You might think that a company with these kinds of aspirations would be particularly sensitive to ensuring that it was respectful of all ethnic groups, that it would go out of its way to avoid providing any basis for charges of racial discrimination.
Apparently, you would be wrong.
A lawsuit filed last year by Coke employees charges the company with a pattern and practice of racial discrimination against African American employees.
Last week 30 current and former African American Coke employees took a "justice ride" on a bus from Atlanta, where the company is headquartered, to Wilmington, Del., where the company was holding its annual shareholder meeting.
The Justice Riders traveled to Wilmington to publicize their case and demand that Coke move to a quick and fair settlement of the dispute.
In their lawsuit, the Coke employees marshaled an impressive array of statistical and anecdotal evidence to buttress their claim of discrimination. They allege:
The median salary for African Americans at Coke's headquarters is about a third less than that of whites there. In 1998 the African American mean was $45,215, while the Caucasian mean was $72,045.
A "glass ceiling" blocks African Americans from rising to top positions in the company. Although African Americans make up more than 15 percent of the employees at the headquarters, they are vastly underrepresented at top pay-grade levels – and not one member of the senior management team is African-American.
Coke's evaluation system "permits excessively subjective managerial discretion" that leads to racial discrimination in evaluations. Since salary and raises are based on this performance evaluation system, race-based discrimination in pay scales is a result.
"Since at least 1995, Coca-Cola's senior management and officers, up to and including CEO M. Douglas Invester (who has since been replaced), have known of company-wide discrimination against African-Americans," the lawsuit states.
In one poignant allegation, the Coke employees charge that "in or about 1996 or 1997, one of the few African-American Assistant Vice Presidents attended a meeting in Atlanta with some representatives of bottling companies.
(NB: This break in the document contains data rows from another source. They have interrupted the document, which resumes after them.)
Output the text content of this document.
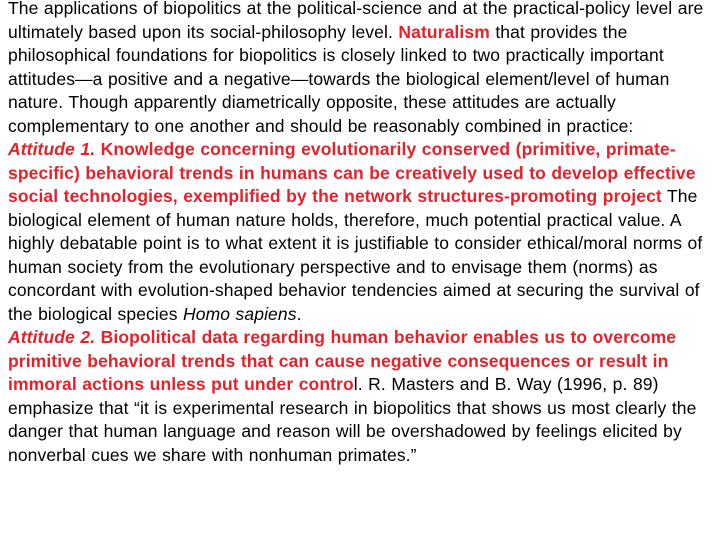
The applications of biopolitics at the political-science and at the practical-policy level are ultimately based upon its social-philosophy level. Naturalism that provides the philosophical foundations for biopolitics is closely linked to two practically important attitudes—a positive and a negative—towards the biological element/level of human nature. Though apparently diametrically opposite, these attitudes are actually complementary to one another and should be reasonably combined in practice:

Attitude 1. Knowledge concerning evolutionarily conserved (primitive, primate-specific) behavioral trends in humans can be creatively used to develop effective social technologies, exemplified by the network structures-promoting project The biological element of human nature holds, therefore, much potential practical value. A highly debatable point is to what extent it is justifiable to consider ethical/moral norms of human society from the evolutionary perspective and to envisage them (norms) as concordant with evolution-shaped behavior tendencies aimed at securing the survival of the biological species Homo sapiens.

Attitude 2. Biopolitical data regarding human behavior enables us to overcome primitive behavioral trends that can cause negative consequences or result in immoral actions unless put under control. R. Masters and B. Way (1996, p. 89) emphasize that “it is experimental research in biopolitics that shows us most clearly the danger that human language and reason will be overshadowed by feelings elicited by nonverbal cues we share with nonhuman primates.”
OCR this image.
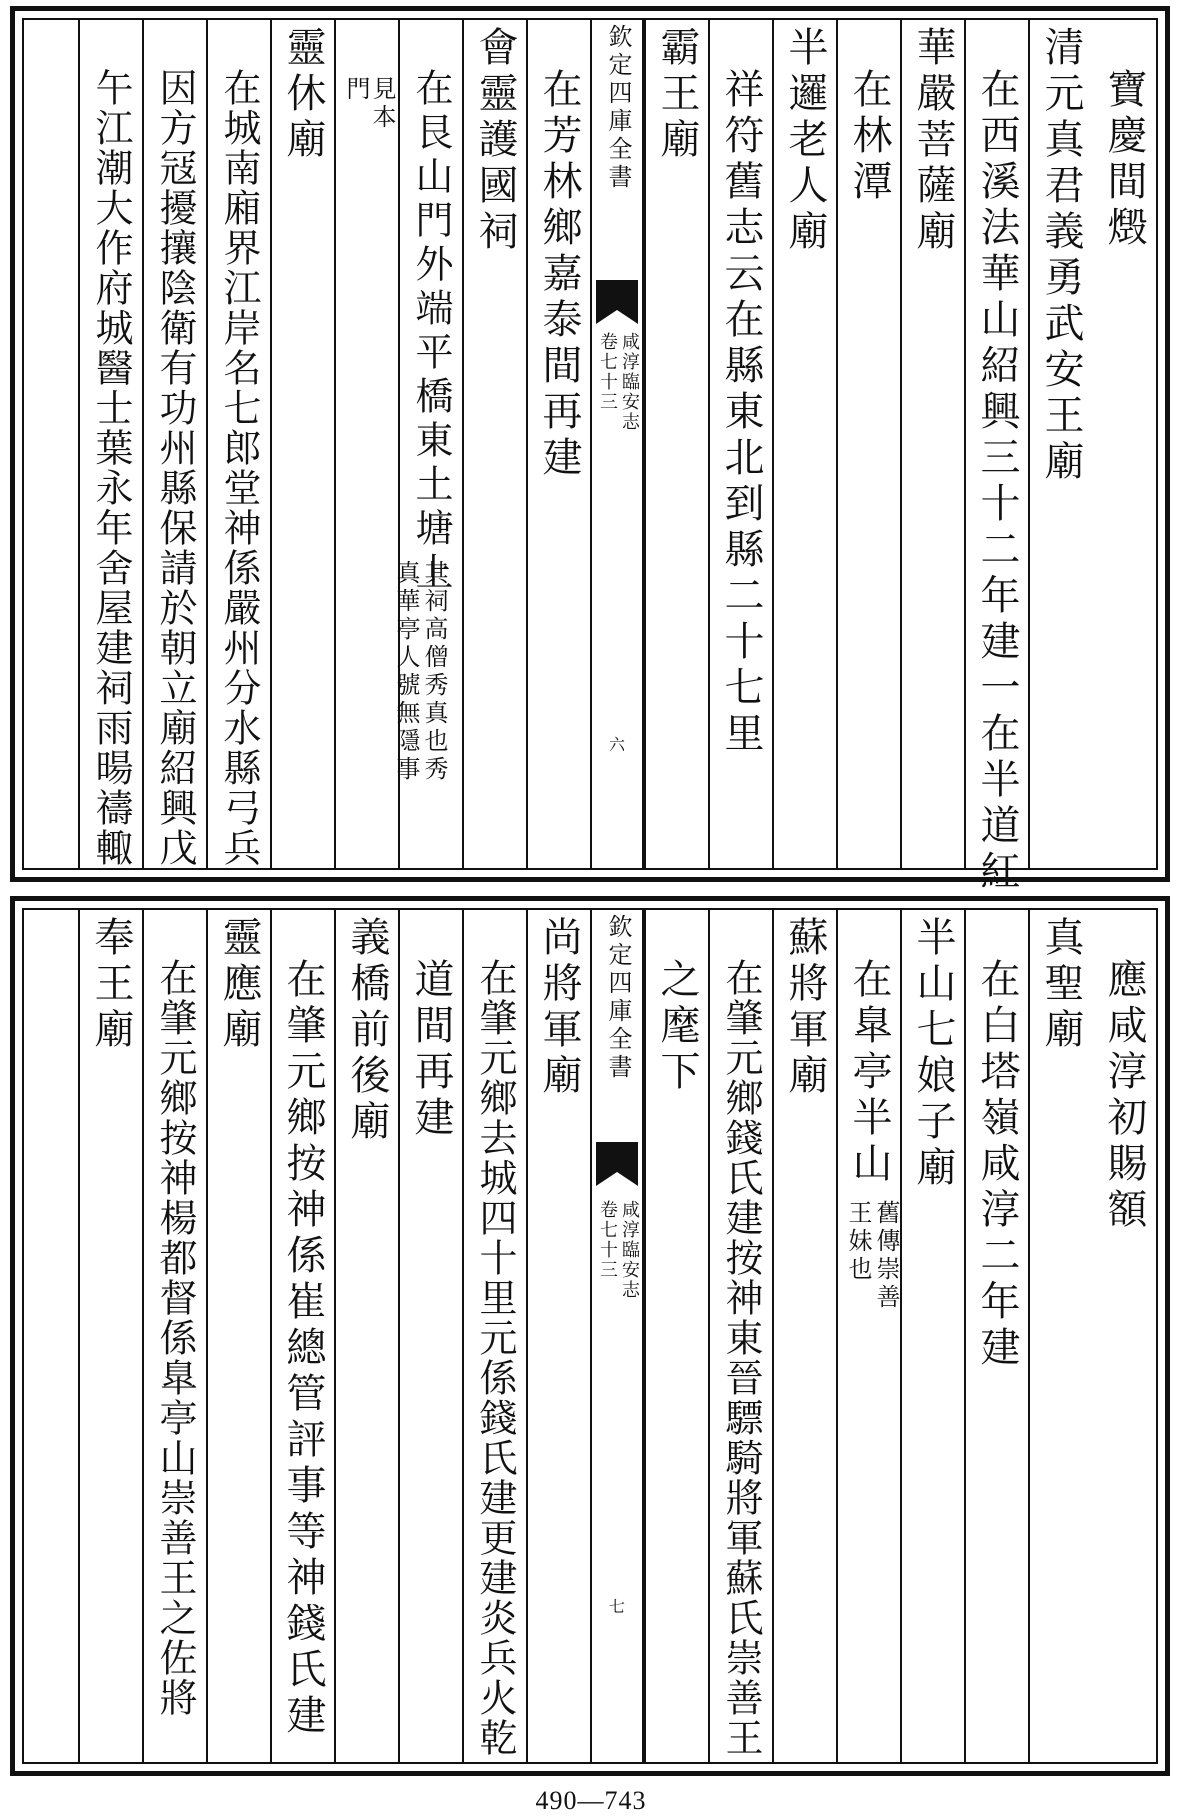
寶慶間燬
清元真君義勇武安王廟
在西溪法華山紹興三十二年建一在半道紅
華嚴菩薩廟
在林潭
半邏老人廟
祥符舊志云在縣東北到縣二十七里
霸王廟
欽定四庫全書
咸淳臨安志
卷七十三
六
在芳林鄉嘉泰間再建
會靈護國祠
在艮山門外端平橋東土塘上
其祠高僧秀真也秀
真華亭人號無隱事
見本
門
靈休廟
在城南廂界江岸名七郎堂神係嚴州分水縣弓兵
因方冦擾攘陰衛有功州縣保請於朝立廟紹興戊
午江潮大作府城醫士葉永年舍屋建祠雨暘禱輙
應咸淳初賜額
真聖廟
在白塔嶺咸淳二年建
半山七娘子廟
在臯亭半山
舊傳崇善
王妹也
蘇將軍廟
在肇元鄉錢氏建按神東晉驃騎將軍蘇氏崇善王
之麾下
欽定四庫全書
咸淳臨安志
卷七十三
七
尚將軍廟
在肇元鄉去城四十里元係錢氏建更建炎兵火乾
道間再建
義橋前後廟
在肇元鄉按神係崔總管評事等神錢氏建
靈應廟
在肇元鄉按神楊都督係臯亭山崇善王之佐將
奉王廟
490—743
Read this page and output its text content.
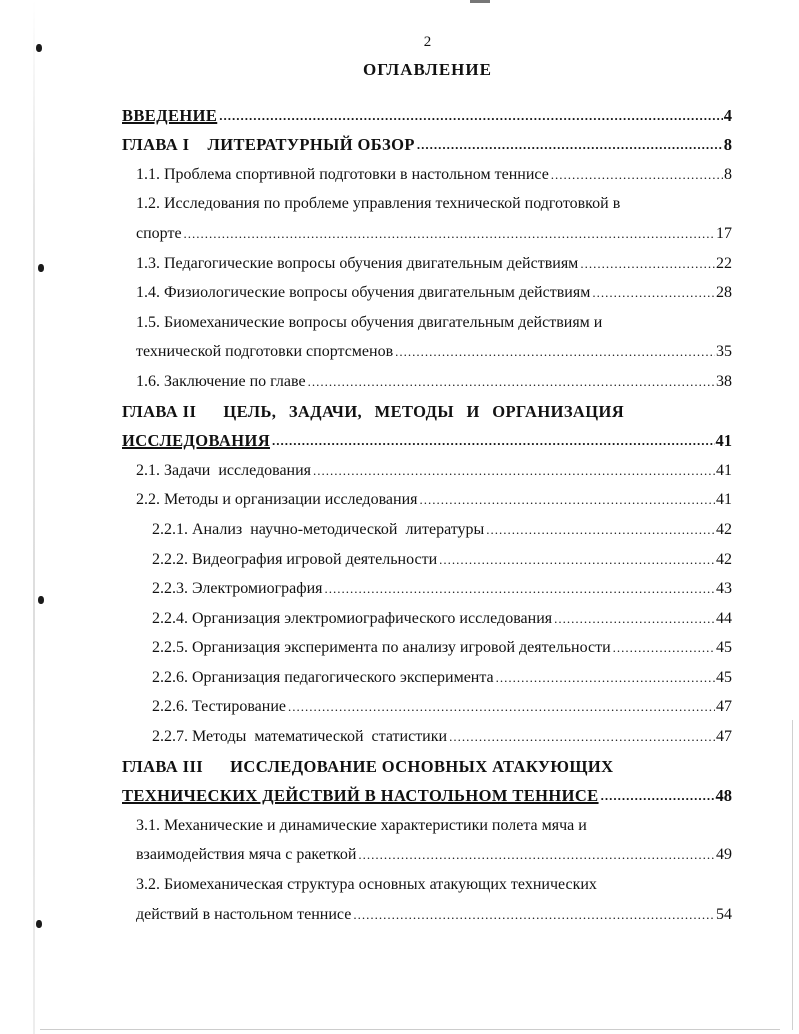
2
ОГЛАВЛЕНИЕ
ВВЕДЕНИЕ .....	4
ГЛАВА I    ЛИТЕРАТУРНЫЙ ОБЗОР .....	8
1.1. Проблема спортивной подготовки в настольном теннисе .....	8
1.2. Исследования по проблеме управления технической подготовкой в
спорте .....	17
1.3. Педагогические вопросы обучения двигательным действиям .....	22
1.4. Физиологические вопросы обучения двигательным действиям .....	28
1.5. Биомеханические вопросы обучения двигательным действиям и
технической подготовки спортсменов .....	35
1.6. Заключение по главе .....	38
ГЛАВА II ЦЕЛЬ, ЗАДАЧИ, МЕТОДЫ И ОРГАНИЗАЦИЯ
ИССЛЕДОВАНИЯ .....	41
2.1. Задачи  исследования .....	41
2.2. Методы и организации исследования .....	41
2.2.1. Анализ  научно-методической  литературы .....	42
2.2.2. Видеография игровой деятельности .....	42
2.2.3. Электромиография .....	43
2.2.4. Организация электромиографического исследования .....	44
2.2.5. Организация эксперимента по анализу игровой деятельности .....	45
2.2.6. Организация педагогического эксперимента .....	45
2.2.6. Тестирование .....	47
2.2.7. Методы  математической  статистики .....	47
ГЛАВА III ИССЛЕДОВАНИЕ ОСНОВНЫХ АТАКУЮЩИХ
ТЕХНИЧЕСКИХ ДЕЙСТВИЙ В НАСТОЛЬНОМ ТЕННИСЕ .....	48
3.1. Механические и динамические характеристики полета мяча и
взаимодействия мяча с ракеткой .....	49
3.2. Биомеханическая структура основных атакующих технических
действий в настольном теннисе .....	54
He was the only African-American at the meeting, but high-level Caucasian marketing executives from Coca-Cola were present. The head of marketing of the bottling company for the state of Alabama introduced himself as the 'Grand Cyclops' of Alabama. Despite the obvious Ku Klux Klan reference, no Company employee responded to this outrageous comment at the Company meeting."
Coke denies the particular allegations in the lawsuit, but says it is "working hard" to resolve the suit quickly. Chair Douglas Daft told shareholders, "This is the most diverse company in the world, and we will be the company that leads the world into a diverse business structure in the 21st century."
There is no mystery as to why Coke is eager to settle the suit. Not only does the suit present a potentially substantial liability, but a high proportion of Coke's U.S. sales are to African Americans (as well as Latinos) as well. The employees estimate that about a quarter of Coke Classic and Sprite sales in the United States are to African Americans. Publicity about the case would endanger Coke's sales to these customers.
Indeed, in Wilmington, Coke employee and Justice Rider Larry Jones called for a Coke boycott.
"In 114 years, [Coke] only had one black senior vice president," he said. "In 114 years, you only found one of us qualified? How long do we wait? We are never going to be anything but black employees. Let's stop buying Coca-Cola."
Unless Coke resolves the lawsuit fairly and quickly, it is likely to find the Justice Riders' boycott call gaining momentum around the country.